Obviamente, devem ser buscados mecanismos para proteger empresas nacionais estratégicas — como a Petrobras — ou as informações trocadas pelo alto escalão do poder público. De fato, sem a capacidade técnica para auditar sistemas e equipamentos, é nula qualquer tentativa de proteger essas informações. A inserção deliberada de fragilidades em sistemas é muito comum, gerando um custo anual para a NSA de U$ 250 milhões para concretizar suas “parcerias secretas” [4]. Contudo, é de se questionar se o Brasil possui alguma chance de combater esse tipo de ataque, uma vez que, por mais desenvolvida que seja a tecnologia nacional, ainda dependeremos de processadores, memórias, equipamentos de rede etc., todos eles produzidos com tecnologia estrangeira.

O último — e mais importante — problema diz respeito ao pano de fundo no qual se movem as soluções apontadas pelo relatório da CPI. A tecnologia da informação dissolve as fronteiras de espaço e de tempo. Perde qualquer sentido, portanto, sustentar que o mecanismo “lei” — associado ao Estado, vinculado a um território — é capaz de conter um fenômeno marcado pela desterritorialidade. Ou seja, o “velho” direito nacional parece que nada pode fazer frente a esta “nova” surveillance.
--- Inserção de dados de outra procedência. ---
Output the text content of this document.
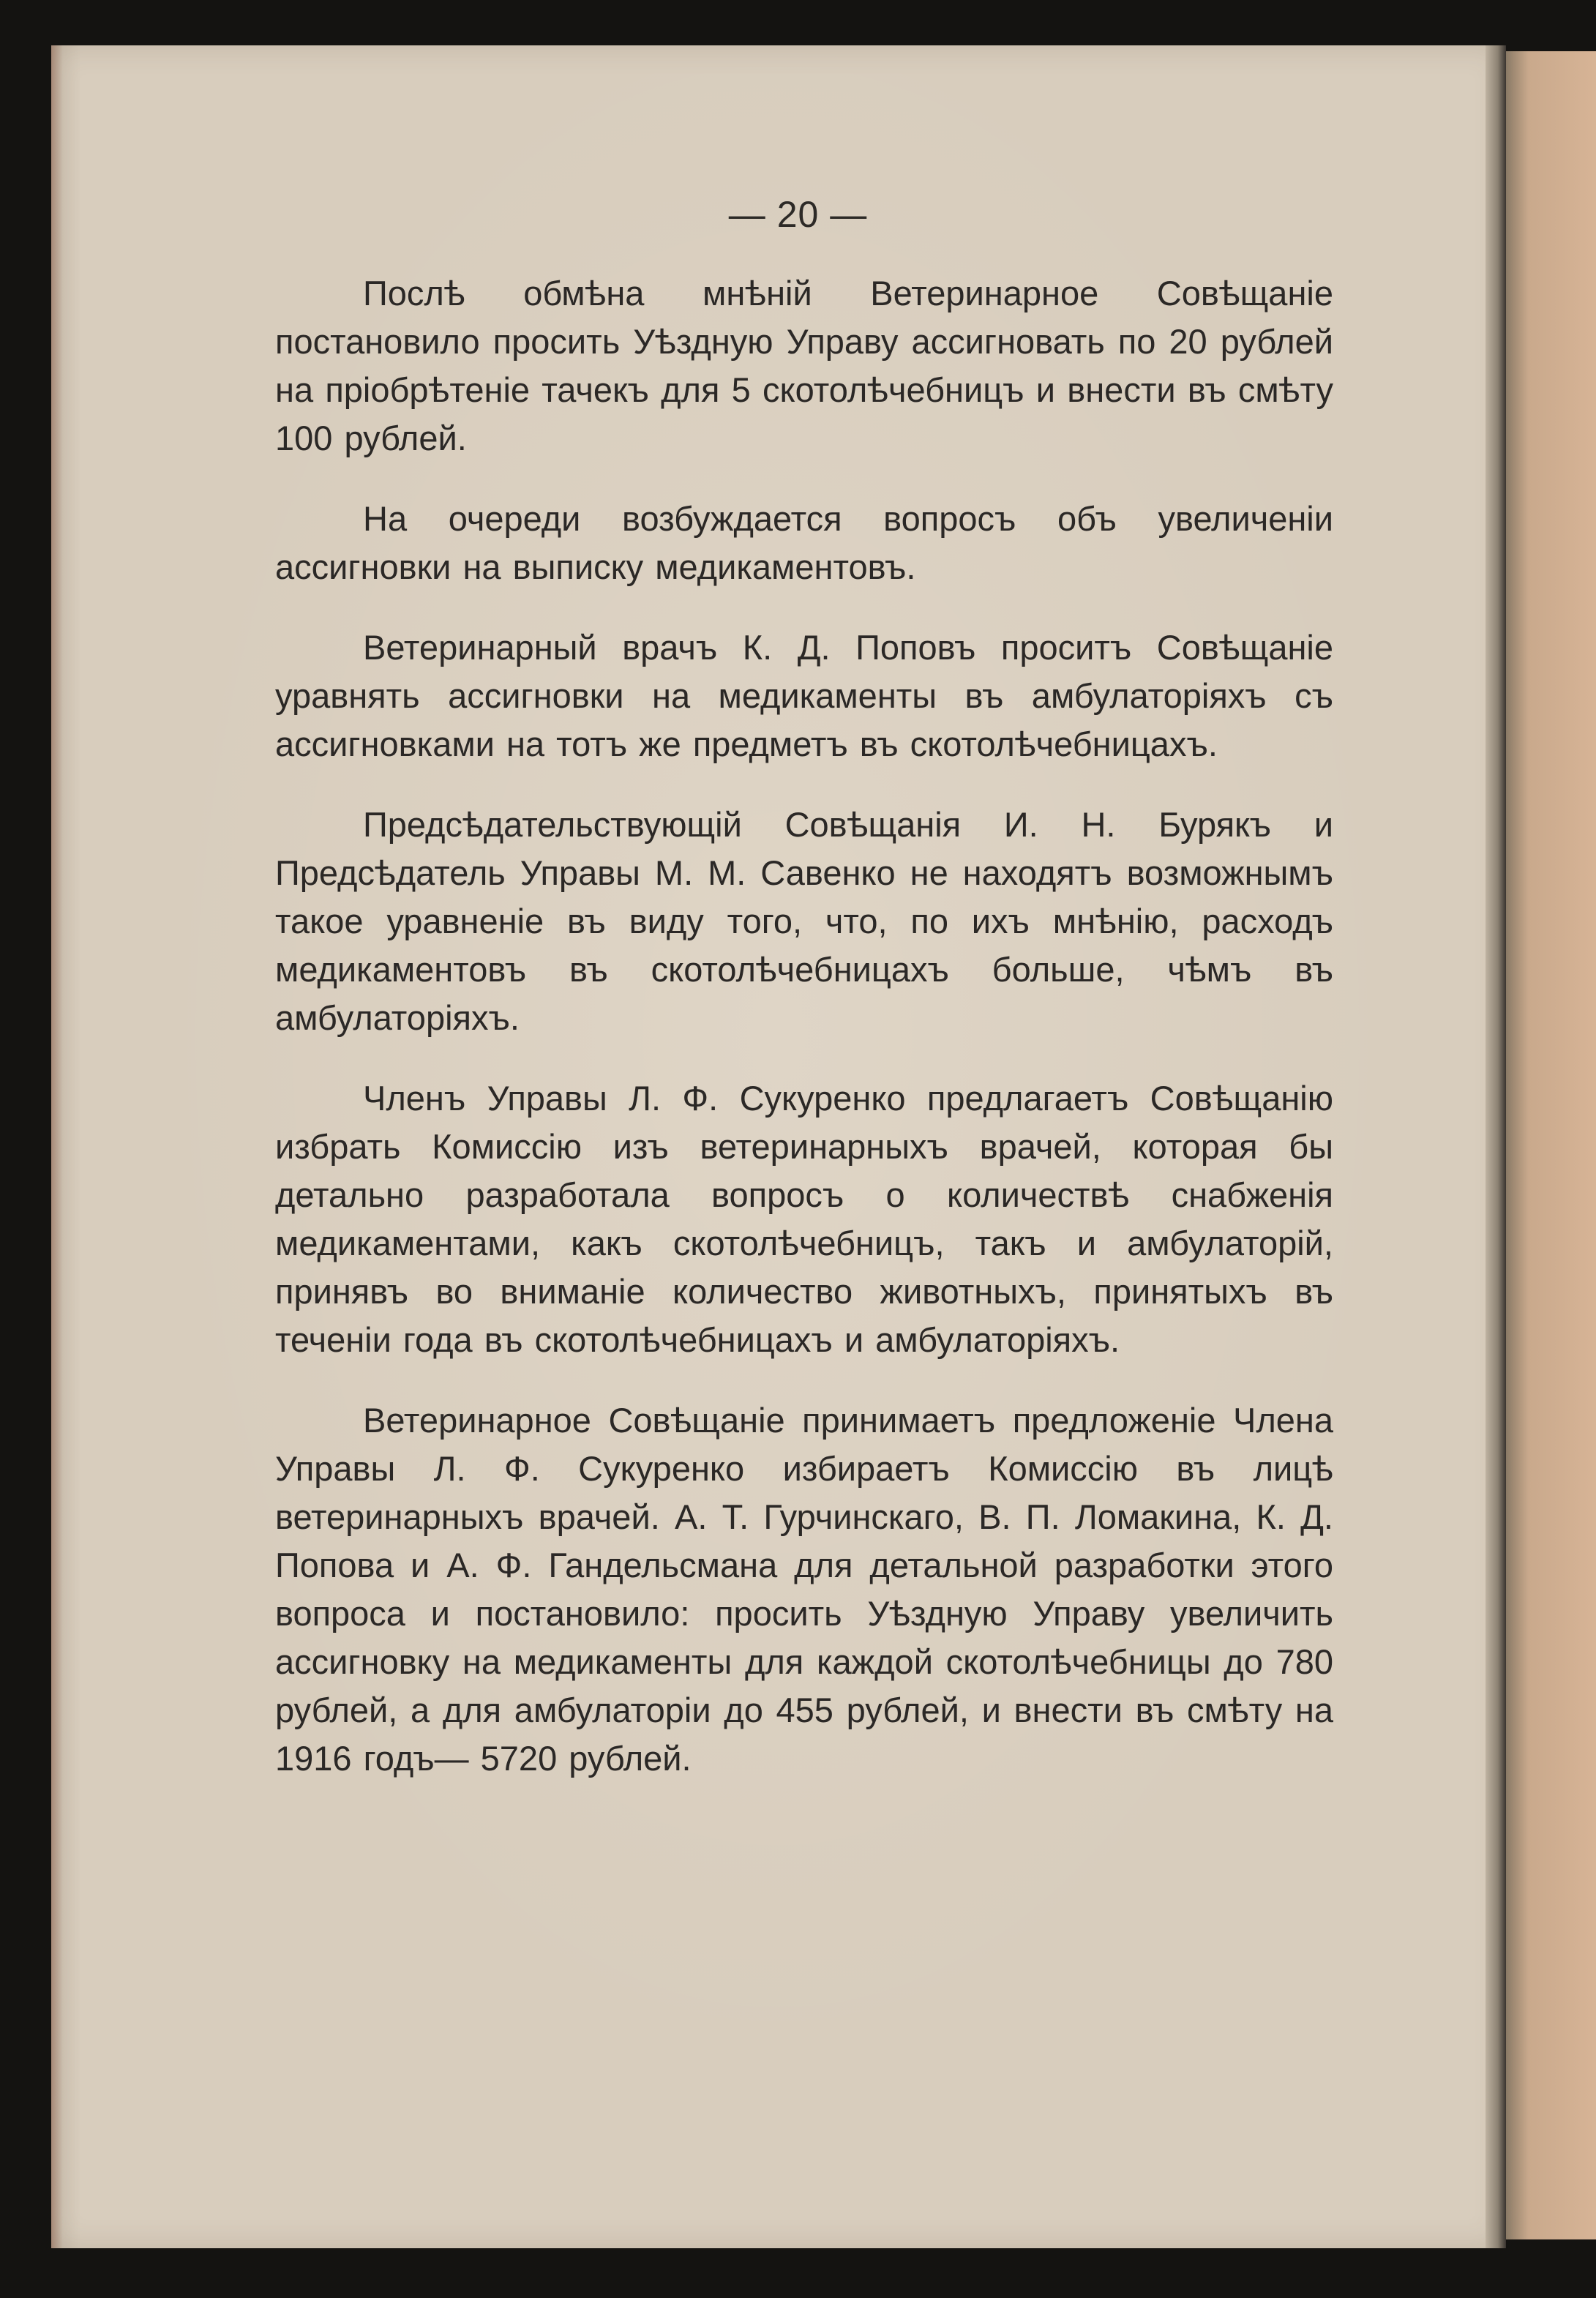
— 20 —

Послѣ обмѣна мнѣній Ветеринарное Совѣщаніе постановило просить Уѣздную Управу ассигновать по 20 рублей на пріобрѣтеніе тачекъ для 5 скотолѣчебницъ и внести въ смѣту 100 рублей.

На очереди возбуждается вопросъ объ увеличеніи ассигновки на выписку медикаментовъ.

Ветеринарный врачъ К. Д. Поповъ проситъ Совѣщаніе уравнять ассигновки на медикаменты въ амбулаторіяхъ съ ассигновками на тотъ же предметъ въ скотолѣчебницахъ.

Предсѣдательствующій Совѣщанія И. Н. Бурякъ и Предсѣдатель Управы М. М. Савенко не находятъ возможнымъ такое уравненіе въ виду того, что, по ихъ мнѣнію, расходъ медикаментовъ въ скотолѣчебницахъ больше, чѣмъ въ амбулаторіяхъ.

Членъ Управы Л. Ф. Сукуренко предлагаетъ Совѣщанію избрать Комиссію изъ ветеринарныхъ врачей, которая бы детально разработала вопросъ о количествѣ снабженія медикаментами, какъ скотолѣчебницъ, такъ и амбулаторій, принявъ во вниманіе количество животныхъ, принятыхъ въ теченіи года въ скотолѣчебницахъ и амбулаторіяхъ.

Ветеринарное Совѣщаніе принимаетъ предложеніе Члена Управы Л. Ф. Сукуренко избираетъ Комиссію въ лицѣ ветеринарныхъ врачей. А. Т. Гурчинскаго, В. П. Ломакина, К. Д. Попова и А. Ф. Гандельсмана для детальной разработки этого вопроса и постановило: просить Уѣздную Управу увеличить ассигновку на медикаменты для каждой скотолѣчебницы до 780 рублей, а для амбулаторіи до 455 рублей, и внести въ смѣту на 1916 годъ— 5720 рублей.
O artigo 2 do projeto de lei contido no anexo I do relatório da CPI determina que “o fornecimento de dados relativos ao fluxo de comunicações, ou de comunicações privadas armazenadas, de cidadãos brasileiros ou de empresas brasileiras, para autoridade governamental ou tribunal estrangeiros, deverá ser previamente autorizado pelo Poder Judiciário brasileiro […]”. Essa afirmação não é nenhuma novidade. Sempre foi necessária a autorização judicial para quebrar o sigilo telemático, há uma Constituição que — parece! — protege essas informações! Agora a pergunta: qual a relevância disso no modo de operar das grandes empresas de tecnologia e das poderosas agências de inteligência? Nenhuma, por óbvio.

A mudança espacial da infraestrutura defendida pelo projeto — através da concentração de servidores e rotas de dados em território nacional — também é de baixa relevância. Pouco importa a localização física de um determinado servidor: os fluxos de dados não conhecem as fronteiras do Estado-nação. Fica claro, assim, que não adianta pensar “o novo” através de proposições “velhas”, baseadas todas elas na ideia de territorialidade.

Como conclusão, é possível afirmar que, sustentado em um pensamento ultrapassado — o que pode ser visto na confusão entre espionagem e coleta massiva de dados (por nós denominada “nova” surveillance), bem como nas tentativas de resolver tais problemas sempre retomando à ideia de territorialidade —, o relatório final da CPI sofre de uma miopia que, se não ingênua, é burra (com perdão pela expressão). Isso porque o pouco que há de concreto nas suas conclusões é que o Brasil precisa urgentemente investir em agências de inteligência. Tais agências, como ficou claro no caso dos EUA, nada fazem contra inimigos externos — a NSA falhou ao tentar citar um único caso em que seus sistemas impediram um ataque terrorista.

Parece que se quer criar o pânico para produzir uma necessidade, que, por evidente, é falsa: se os EUA utilizaram essa tática em relação ao terrorismo, o relatório da CPI busca fazer a mesma coisa, só que com o argumento de que “não podemos ficar para trás”.

Quem perde, com isso, é a democracia, a cidadania e os direitos fundamentais.


[1] http://www.senado.leg.br/atividade/materia/getPDF.asp?t=148016&tp=1

[2] KOSINSKI, Michal et al. Private traits and attributes are predictable from digital records of human behavior. Proceedings of the National Academy of Sciences of the United States of America, Washington, v. 110, n. 15, p. 5802-5805, 9 abr. 2013.

[3] GINSBERG, Jeremy et al. Detecting influenza epidemics using search engine query data. Nature, n. 457, p. 1012-1014, 19 fev. 2009.